NAME
Data::Tersify - generate terse equivalents of complex data structures
VERSION
This is version 1.003 of Data::Tersify.
SYNOPSIS
use Data::Dumper;
use Data::Tersify qw(tersify);
my $complicated_data_structure = ...;
print Dumper(tersify($complicated_data_structure));
# Your scrollback is not full of DateTime, DBIx::Class, Moose etc.
# spoor which you weren't interested in.
DESCRIPTION
Complex data structures are useful; necessary, even. But they're not helpful. In particular, when you're buried in the guts of some code you don't fully understand and you have a variable you want to inspect, and you say x $foo
in the debugger, or print STDERR Dumper($foo)
from your code, or something very similar with the dumper module of your choice, and you then get pages upon pages of unhelpful stuff because $foo
contained, somewhere one or more references to a DateTime, DBIx::Class, Moose or other verbose object ... you didn't need that.
Data::Tersify looks at any data structure it's given, and if it finds a blessed object that it knows about, anywhere, it replaces it in the data structure by a terser equivalent, designed to (a) not use up all of your scrollback, but (b) be blatantly clear that this is not the original object that was in that data structure originally, but a terser equivalent.
Do not use Data::Tersify as part of any serialisation implementation! By design, Data::Tersify is lossy and will throw away information! That's because it supposes that that if you're using it, you want to dump information about a complex data structure, and you don't care about the fine details.
If you find yourself saying x $foo
in the debugger a lot, consider adding Data::Tersify::perldb to your .perldb file, or something like it.
tersify
In: $data_structure
In: $terser_data_structure
Supplied with a data structure, returns a data structure with the complicated bits summarised. Every attempt is made to preserve those parts of the data structure that don't need summarising.
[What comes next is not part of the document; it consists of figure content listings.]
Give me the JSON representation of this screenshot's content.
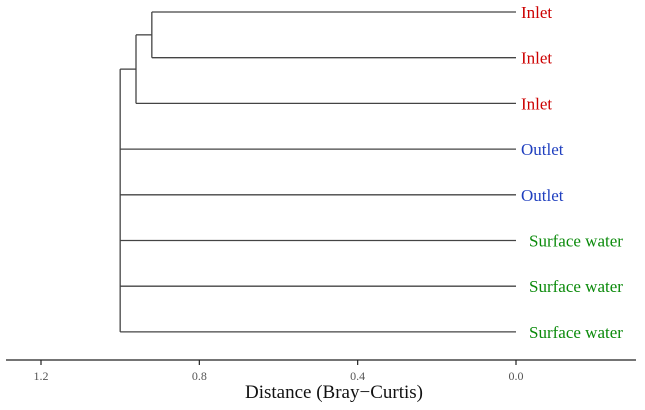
{
  "chart_data": {
    "type": "dendrogram",
    "orientation": "horizontal",
    "xlabel": "Distance (Bray−Curtis)",
    "xlim": [
      1.32,
      -0.3
    ],
    "xticks": [
      1.2,
      0.8,
      0.4,
      0.0
    ],
    "xtick_labels": [
      "1.2",
      "0.8",
      "0.4",
      "0.0"
    ],
    "grid": false,
    "leaves": [
      {
        "label": "Inlet",
        "group": "Inlet"
      },
      {
        "label": "Inlet",
        "group": "Inlet"
      },
      {
        "label": "Inlet",
        "group": "Inlet"
      },
      {
        "label": "Outlet",
        "group": "Outlet"
      },
      {
        "label": "Outlet",
        "group": "Outlet"
      },
      {
        "label": "Surface water",
        "group": "Surface water"
      },
      {
        "label": "Surface water",
        "group": "Surface water"
      },
      {
        "label": "Surface water",
        "group": "Surface water"
      }
    ],
    "group_colors": {
      "Inlet": "#cc0000",
      "Outlet": "#1f3fbf",
      "Surface water": "#0a8a0a"
    },
    "merges": [
      {
        "id": "m1",
        "children": [
          "L0",
          "L1"
        ],
        "height": 0.92
      },
      {
        "id": "m2",
        "children": [
          "m1",
          "L2"
        ],
        "height": 0.96
      },
      {
        "id": "m3",
        "children": [
          "m2",
          "L3",
          "L4",
          "L5",
          "L6",
          "L7"
        ],
        "height": 1.0
      }
    ]
  }
}
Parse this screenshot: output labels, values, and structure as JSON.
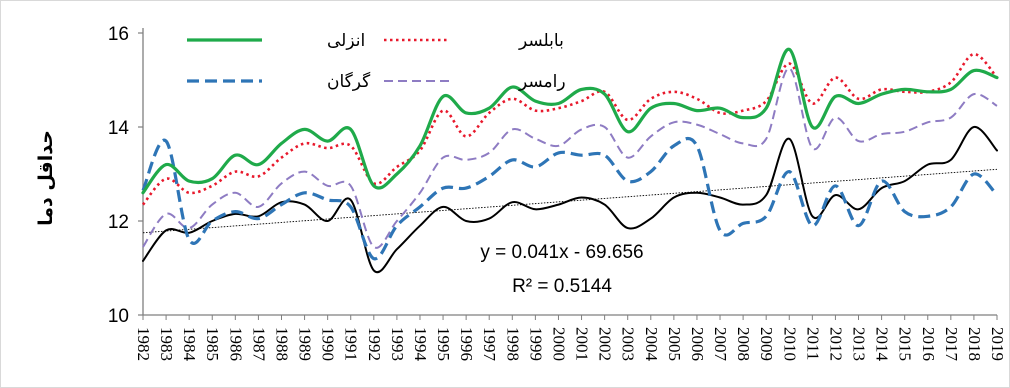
{
  "chart_data": {
    "type": "line",
    "title": "",
    "xlabel": "",
    "ylabel": "حداقل دما",
    "ylim": [
      10,
      16
    ],
    "yticks": [
      "10",
      "12",
      "14",
      "16"
    ],
    "grid": false,
    "legend_position": "top",
    "x": [
      "1982",
      "1983",
      "1984",
      "1985",
      "1986",
      "1987",
      "1988",
      "1989",
      "1990",
      "1991",
      "1992",
      "1993",
      "1994",
      "1995",
      "1996",
      "1997",
      "1998",
      "1999",
      "2000",
      "2001",
      "2002",
      "2003",
      "2004",
      "2005",
      "2006",
      "2007",
      "2008",
      "2009",
      "2010",
      "2011",
      "2012",
      "2013",
      "2014",
      "2015",
      "2016",
      "2017",
      "2018",
      "2019"
    ],
    "series": [
      {
        "name": "انزلی",
        "color": "#1faa4a",
        "dash": "",
        "width": 3.2,
        "values": [
          12.6,
          13.2,
          12.85,
          12.9,
          13.4,
          13.2,
          13.65,
          13.95,
          13.7,
          13.95,
          12.75,
          13.0,
          13.6,
          14.65,
          14.3,
          14.4,
          14.85,
          14.55,
          14.5,
          14.8,
          14.7,
          13.9,
          14.4,
          14.5,
          14.35,
          14.4,
          14.2,
          14.4,
          15.65,
          14.0,
          14.65,
          14.5,
          14.7,
          14.8,
          14.75,
          14.8,
          15.2,
          15.05
        ]
      },
      {
        "name": "بابلسر",
        "color": "#e8192c",
        "dash": "2.5 3.5",
        "width": 2.6,
        "values": [
          12.35,
          12.9,
          12.6,
          12.75,
          13.05,
          12.95,
          13.35,
          13.65,
          13.55,
          13.6,
          12.8,
          13.15,
          13.5,
          14.35,
          13.8,
          14.3,
          14.6,
          14.35,
          14.4,
          14.55,
          14.75,
          14.15,
          14.6,
          14.75,
          14.6,
          14.3,
          14.35,
          14.55,
          15.35,
          14.5,
          15.05,
          14.6,
          14.8,
          14.75,
          14.75,
          14.95,
          15.55,
          15.05
        ]
      },
      {
        "name": "گرگان",
        "color": "#2e75b6",
        "dash": "12 6",
        "width": 3.2,
        "values": [
          12.65,
          13.7,
          11.6,
          12.0,
          12.2,
          12.05,
          12.35,
          12.6,
          12.45,
          12.3,
          11.2,
          11.9,
          12.3,
          12.7,
          12.7,
          12.95,
          13.3,
          13.15,
          13.45,
          13.4,
          13.4,
          12.85,
          13.05,
          13.6,
          13.6,
          11.8,
          11.95,
          12.1,
          13.05,
          11.9,
          12.75,
          11.9,
          12.85,
          12.2,
          12.1,
          12.3,
          13.0,
          12.55
        ]
      },
      {
        "name": "رامسر",
        "color": "#8e7cc3",
        "dash": "9 5",
        "width": 2.0,
        "values": [
          11.45,
          12.15,
          11.85,
          12.35,
          12.6,
          12.3,
          12.8,
          13.05,
          12.75,
          12.75,
          11.45,
          12.0,
          12.6,
          13.35,
          13.3,
          13.45,
          13.95,
          13.75,
          13.6,
          13.95,
          14.0,
          13.35,
          13.8,
          14.1,
          14.05,
          13.85,
          13.65,
          13.75,
          15.25,
          13.55,
          14.2,
          13.7,
          13.85,
          13.9,
          14.1,
          14.2,
          14.7,
          14.45
        ]
      },
      {
        "name": "",
        "color": "#000000",
        "dash": "",
        "width": 2.0,
        "values": [
          11.15,
          11.8,
          11.75,
          12.0,
          12.15,
          12.1,
          12.4,
          12.35,
          12.0,
          12.45,
          10.95,
          11.4,
          11.9,
          12.3,
          12.0,
          12.05,
          12.4,
          12.25,
          12.35,
          12.5,
          12.35,
          11.85,
          12.05,
          12.5,
          12.6,
          12.5,
          12.35,
          12.55,
          13.75,
          12.1,
          12.55,
          12.25,
          12.7,
          12.85,
          13.2,
          13.3,
          14.0,
          13.5
        ]
      }
    ],
    "trendline": {
      "color": "#000000",
      "equation": "y = 0.041x - 69.656",
      "r_squared": "R² = 0.5144",
      "start": 11.75,
      "end": 13.1
    }
  }
}
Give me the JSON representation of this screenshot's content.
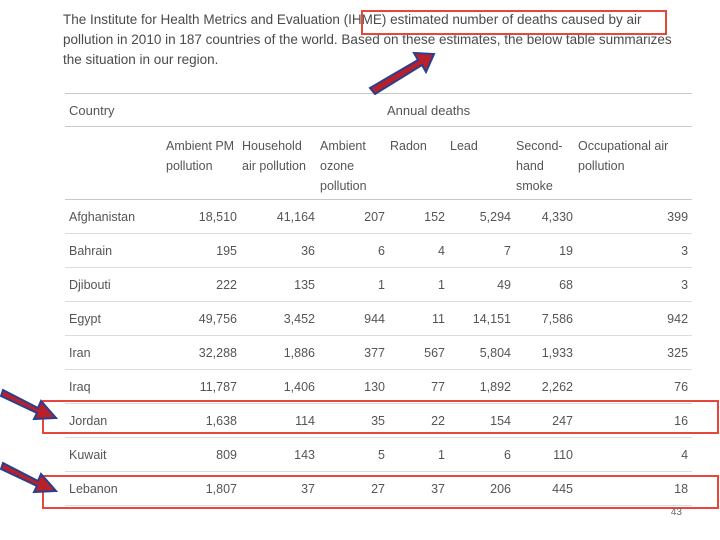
{
  "intro": {
    "text": "The Institute for Health Metrics and Evaluation (IHME) estimated number of deaths caused by air pollution in 2010 in 187 countries of the world. Based on these estimates, the below table summarizes the situation in our region."
  },
  "table": {
    "country_header": "Country",
    "group_header": "Annual deaths",
    "columns": [
      "Ambient PM pollution",
      "Household air pollution",
      "Ambient ozone pollution",
      "Radon",
      "Lead",
      "Second-hand smoke",
      "Occupational air pollution"
    ],
    "rows": [
      {
        "country": "Afghanistan",
        "values": [
          "18,510",
          "41,164",
          "207",
          "152",
          "5,294",
          "4,330",
          "399"
        ]
      },
      {
        "country": "Bahrain",
        "values": [
          "195",
          "36",
          "6",
          "4",
          "7",
          "19",
          "3"
        ]
      },
      {
        "country": "Djibouti",
        "values": [
          "222",
          "135",
          "1",
          "1",
          "49",
          "68",
          "3"
        ]
      },
      {
        "country": "Egypt",
        "values": [
          "49,756",
          "3,452",
          "944",
          "11",
          "14,151",
          "7,586",
          "942"
        ]
      },
      {
        "country": "Iran",
        "values": [
          "32,288",
          "1,886",
          "377",
          "567",
          "5,804",
          "1,933",
          "325"
        ]
      },
      {
        "country": "Iraq",
        "values": [
          "11,787",
          "1,406",
          "130",
          "77",
          "1,892",
          "2,262",
          "76"
        ]
      },
      {
        "country": "Jordan",
        "values": [
          "1,638",
          "114",
          "35",
          "22",
          "154",
          "247",
          "16"
        ]
      },
      {
        "country": "Kuwait",
        "values": [
          "809",
          "143",
          "5",
          "1",
          "6",
          "110",
          "4"
        ]
      },
      {
        "country": "Lebanon",
        "values": [
          "1,807",
          "37",
          "27",
          "37",
          "206",
          "445",
          "18"
        ]
      }
    ]
  },
  "annotations": {
    "highlight_color": "#e8463a",
    "arrow_fill": "#b8202a",
    "arrow_stroke": "#2a3f8f"
  },
  "page_number": "43"
}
Objects are only summarised if (1) they're blessed objects, (2) they're not the root structure passed to tersify (so if you actually to want to dump a complex DBIx::Class object, for instance, you still can), and (3) a plugin has been registered that groks that type of object, or they contain as an element one such object.
Summaries are either scalar references of the form "Classname (refaddr) summary", e.g. "DateTime (0xdeadbeef) 2017-08-15 12:34:56", blessed into the Data::Tersify::Summary class, or copies of the object's internal state with any sub-objects tersified as above, blessed into the Data::Tersify::Summary::Foo::0xrefaddr class, where Foo is the class the object was originally blessed into and refaddr the object's original address.
So, if you had the plugin Data::Tersify::Plugin::DateTime installed, passing a DateTime object to tersify would return that same object, untouched; but passing
{
name => 'Now',
description => 'The time it currently is, not a time in the future',
datetime => DateTime->now
}
to tersify would return something like this:
{
name => 'Now',
description => 'The time it currently is, not a time in the future',
datetime => bless \"DateTime (0xdeadbeef) 2018-08-12 17:15:00",
"Data::Tersify::Summary",
}
If the hashref had been blessed into the class "Time::Description", and had a refaddr of 0xcafebabe, you would get back a hash as above, but blessed into the class Data::Tersify::Summary::Time::Description::0xcafebabe
.
Note that point 2 above (objects aren't tersified if they're the root structure) applies only to plugins. If the object contains other objects that could be tersified, they will be. One design consequence of this is that you should consider writing plugins for multiple types of object, rather than the ur-object that they might be part of.
tersify_many
In: @data_structures
Out: @terser_data_structures
A simple wrapper around "tersify" that expects to be passed one or more variables. Note that as each value is passed to "tersify", none of the values in @data_structures will be tersified if they're objects recognised by plugins. (Whereas they would have been if you'd said tersify(\@data_structures)
.
This is intended to be used by e.g. the Perl debugger's x command.
PLUGINS
Data::Tersify can be extended by plugins. See Data::Tersify::Plugin for a general description of plugins; for examples of plugins, see Data::Tersify::Plugin::DateTime and Data::Tersify::Plugin::DBIx::Class, provided in separate distributions.
LICENSE
This is free software; you can redistribute it and/or modify it under the same terms as Perl 5.
BUGS
If you find any bugs, or have any feature suggestions, please report them via github.
SEE ALSO
Data::Printer will tersify data structures as part of its standard output.